Molly Penfold

Personal information
- Full name: Molly Mae Penfold
- Born: 15 June 2001 (age 25) Kingston-upon-Thames, Surrey, England
- Batting: Right-handed
- Bowling: Right-arm medium
- Role: Bowler

International information
- National side: New Zealand;
- ODI debut (cap 143): 21 September 2021 v England
- Last ODI: 2 July 2023 v Sri Lanka
- T20I debut (cap 62): 6 October 2022 v West Indies
- Last T20I: 11 July 2024 v England
- T20I shirt no.: 15

Domestic team information
- 2020/21–present: Auckland

Career statistics
| Competition | WODI | WT20 |
| Matches | 11 | 8 |
| Runs scored | 6 | 4 |
| Batting average | 1.50 | 2.00 |
| 100s/50s | 0/0 | 0/0 |
| Top score | 2 | 2 |
| Balls bowled | 348 | 105 |
| Wickets | 5 | 5 |
| Bowling average | 59.80 | 27.80 |
| 5 wickets in innings | 0 | 0 |
| 10 wickets in match | 0 | 0 |
| Best bowling | 2/42 | 2/17 |
| Catches/stumpings | 1/– | 1/– |

Medal record
Representing New Zealand
Women's Cricket
T20 World Cup
| Winner | 2024 UAE |  |
- Source: CricketArchive, 14 August 2024

= Molly Penfold =

New Zealand cricketer (born 2001)

Molly Mae Penfold (born 15 June 2001) is a New Zealand cricketer who plays for the Auckland Hearts. In April 2021, Penfold was added to New Zealand's Women's Twenty20 International (WT20I) squad for their third WT20I match against Australia. In August 2021, Penfold was added to New Zealand's squad for their tour of England, replacing Rosemary Mair who was ruled out due to an injury. She made her Women's One Day International (WODI) debut on 21 September 2021, for New Zealand against England.
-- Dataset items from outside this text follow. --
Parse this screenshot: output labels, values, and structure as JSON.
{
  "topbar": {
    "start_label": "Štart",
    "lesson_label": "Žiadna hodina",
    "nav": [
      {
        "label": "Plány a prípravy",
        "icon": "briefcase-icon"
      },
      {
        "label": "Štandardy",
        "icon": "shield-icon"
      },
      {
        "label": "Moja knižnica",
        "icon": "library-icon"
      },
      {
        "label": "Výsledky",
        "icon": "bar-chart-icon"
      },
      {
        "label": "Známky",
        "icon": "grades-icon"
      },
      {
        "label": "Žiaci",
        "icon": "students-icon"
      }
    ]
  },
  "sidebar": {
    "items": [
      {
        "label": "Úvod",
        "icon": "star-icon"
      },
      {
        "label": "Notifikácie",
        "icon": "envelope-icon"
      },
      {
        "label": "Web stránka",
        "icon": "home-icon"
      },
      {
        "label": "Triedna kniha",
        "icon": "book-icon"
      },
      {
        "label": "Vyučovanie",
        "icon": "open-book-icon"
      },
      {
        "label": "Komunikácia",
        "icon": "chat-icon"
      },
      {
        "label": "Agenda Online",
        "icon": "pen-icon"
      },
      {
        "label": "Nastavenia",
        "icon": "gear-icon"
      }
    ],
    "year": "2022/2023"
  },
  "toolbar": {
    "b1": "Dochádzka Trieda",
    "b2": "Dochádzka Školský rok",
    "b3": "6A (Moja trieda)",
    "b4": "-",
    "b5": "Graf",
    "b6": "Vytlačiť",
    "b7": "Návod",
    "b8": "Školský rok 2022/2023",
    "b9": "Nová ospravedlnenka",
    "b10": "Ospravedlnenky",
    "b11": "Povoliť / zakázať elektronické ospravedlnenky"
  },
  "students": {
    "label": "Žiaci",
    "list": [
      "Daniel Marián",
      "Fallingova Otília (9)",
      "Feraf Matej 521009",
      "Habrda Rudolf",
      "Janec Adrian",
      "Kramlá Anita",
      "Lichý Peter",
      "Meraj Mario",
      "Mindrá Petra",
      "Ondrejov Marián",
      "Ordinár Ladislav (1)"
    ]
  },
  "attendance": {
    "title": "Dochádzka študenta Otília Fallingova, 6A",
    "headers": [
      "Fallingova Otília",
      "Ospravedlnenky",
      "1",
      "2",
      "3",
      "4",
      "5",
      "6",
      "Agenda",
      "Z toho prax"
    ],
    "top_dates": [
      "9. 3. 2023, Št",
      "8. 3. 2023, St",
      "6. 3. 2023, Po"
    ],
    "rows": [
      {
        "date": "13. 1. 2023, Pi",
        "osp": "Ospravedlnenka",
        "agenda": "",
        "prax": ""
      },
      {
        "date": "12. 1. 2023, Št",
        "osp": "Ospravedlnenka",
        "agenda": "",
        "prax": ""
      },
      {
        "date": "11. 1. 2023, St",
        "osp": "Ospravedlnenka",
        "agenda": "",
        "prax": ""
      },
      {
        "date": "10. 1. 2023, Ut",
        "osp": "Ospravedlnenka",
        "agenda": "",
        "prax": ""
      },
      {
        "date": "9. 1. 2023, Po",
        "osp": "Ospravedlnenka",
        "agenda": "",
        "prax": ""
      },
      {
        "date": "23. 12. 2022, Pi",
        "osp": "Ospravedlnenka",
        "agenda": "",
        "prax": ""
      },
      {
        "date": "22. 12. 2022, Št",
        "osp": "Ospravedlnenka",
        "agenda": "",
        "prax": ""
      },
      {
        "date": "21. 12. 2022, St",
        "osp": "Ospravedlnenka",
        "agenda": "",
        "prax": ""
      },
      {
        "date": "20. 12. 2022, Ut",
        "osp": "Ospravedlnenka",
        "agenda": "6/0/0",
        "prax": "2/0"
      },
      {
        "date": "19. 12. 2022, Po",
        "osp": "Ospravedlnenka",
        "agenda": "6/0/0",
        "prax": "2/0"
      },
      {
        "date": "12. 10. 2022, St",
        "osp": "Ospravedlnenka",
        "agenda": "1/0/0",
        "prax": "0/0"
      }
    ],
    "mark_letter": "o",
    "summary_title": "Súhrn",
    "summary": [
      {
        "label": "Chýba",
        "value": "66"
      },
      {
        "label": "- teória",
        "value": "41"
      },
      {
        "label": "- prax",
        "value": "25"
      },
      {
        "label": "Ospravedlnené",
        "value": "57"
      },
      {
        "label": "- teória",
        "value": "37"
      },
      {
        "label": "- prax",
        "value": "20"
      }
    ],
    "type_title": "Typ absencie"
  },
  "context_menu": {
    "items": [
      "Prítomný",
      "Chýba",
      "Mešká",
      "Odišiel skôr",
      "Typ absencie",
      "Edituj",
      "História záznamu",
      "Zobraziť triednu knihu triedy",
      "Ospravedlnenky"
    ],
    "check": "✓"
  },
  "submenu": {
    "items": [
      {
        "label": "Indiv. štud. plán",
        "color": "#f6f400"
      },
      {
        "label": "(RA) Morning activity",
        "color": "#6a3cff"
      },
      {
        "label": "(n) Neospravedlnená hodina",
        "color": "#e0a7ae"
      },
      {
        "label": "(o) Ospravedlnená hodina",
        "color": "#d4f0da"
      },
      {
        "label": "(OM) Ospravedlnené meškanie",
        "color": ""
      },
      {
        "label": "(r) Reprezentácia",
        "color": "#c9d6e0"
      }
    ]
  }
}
In February 2022, Penfold was added to New Zealand's squad as a reserve player for the 2022 Women's Cricket World Cup.

In September 2024 she was named in the New Zealand squad for the 2024 ICC Women's T20 World Cup.

Penfold was named in the New Zealand squad for their ODI tour to India in October 2024.

==Early life==
Penfold was born in Kingston Upon Thames, England, but moved to Auckland with her family at a young age. Her older sister, Josie, plays for Auckland alongside her. She attended Baradene College of the Sacred Heart in Auckland.